Pearson has been the subject of many appraisals and opinions. In 2022, James Blackwell, a research fellow in Indigenous diplomacy at Australian National University called him "a towering figure within the First Nations community, and one whose work has shaped decades of policy and debate on the issues most important to us and our communities: rights, land and justice", despite (Blackwell) being in disagreement with many of his political ideas and views on several topics.

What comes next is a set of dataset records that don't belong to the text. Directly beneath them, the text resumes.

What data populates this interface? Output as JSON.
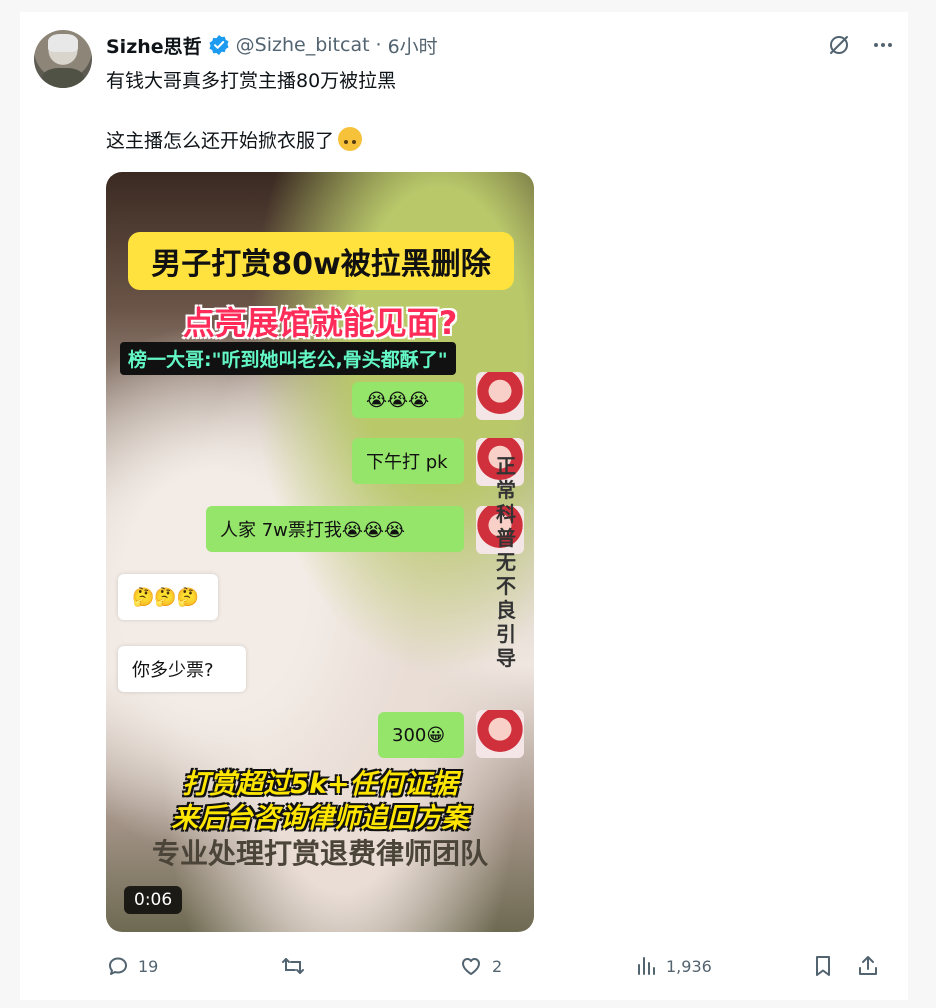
{
  "post": {
    "author_name": "Sizhe思哲",
    "handle": "@Sizhe_bitcat",
    "separator": "·",
    "time": "6小时",
    "text_line1": "有钱大哥真多打赏主播80万被拉黑",
    "text_line2": "这主播怎么还开始掀衣服了",
    "icons": {
      "avatar": "user-avatar",
      "verified": "verified-badge-icon",
      "grok": "grok-icon",
      "more": "more-icon",
      "emoji": "upside-down-face-emoji"
    }
  },
  "video": {
    "banner": "男子打赏80w被拉黑删除",
    "subtitle": "点亮展馆就能见面?",
    "quote": "榜一大哥:\"听到她叫老公,骨头都酥了\"",
    "bubbles": [
      "😭😭😭",
      "下午打 pk",
      "人家 7w票打我😭😭😭",
      "🤔🤔🤔",
      "你多少票?",
      "300😀"
    ],
    "vertical_notice": "正常科普无不良引导",
    "yellow_line1": "打赏超过5k+任何证据",
    "yellow_line2": "来后台咨询律师追回方案",
    "bottom_line": "专业处理打赏退费律师团队",
    "duration": "0:06"
  },
  "actions": {
    "reply_count": "19",
    "retweet_count": "",
    "like_count": "2",
    "view_count": "1,936",
    "colors": {
      "icon": "#536471",
      "verified": "#1d9bf0"
    }
  }
}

Pearson has also been widely criticised. According to Australian public intellectual and academic Clive Hamilton in a scathing piece published in The Conversation in November 2016, Pearson does not have the support of most Indigenous Australians. Hamilton wrote that Pearson had recently "unleashed a volley of vituperation" against the ABC and has a habit of blaming anyone who does not share his vision. He also wrote that successive governments had poured money into his projects in Cape York, which had not been adequately scrutinised. Aboriginal advocate and filmmaker Jack Wilkie-Jans wrote in a 2015 Sydney Morning Herald opinion piece that Pearson's "social experiments" were not working. Amy McQuire, writing in the New Matilda in July 2015, said that large amounts of funding had been allocated to the Cape York Welfare Reform Trials by the government, with little scrutiny, while other Black organisations struggled, and the trials had not been successful.

==Personal life==
In August 2012 Pearson revealed that he had undergone four months of chemotherapy for lymphatic cancer.

In May 2017, as part of a confidential legal settlement, The Guardian Australia issued an apology to Noel Pearson over a story they published in January 2017, which made defamatory claims relating to a quarry contract in Hope Vale in 2015.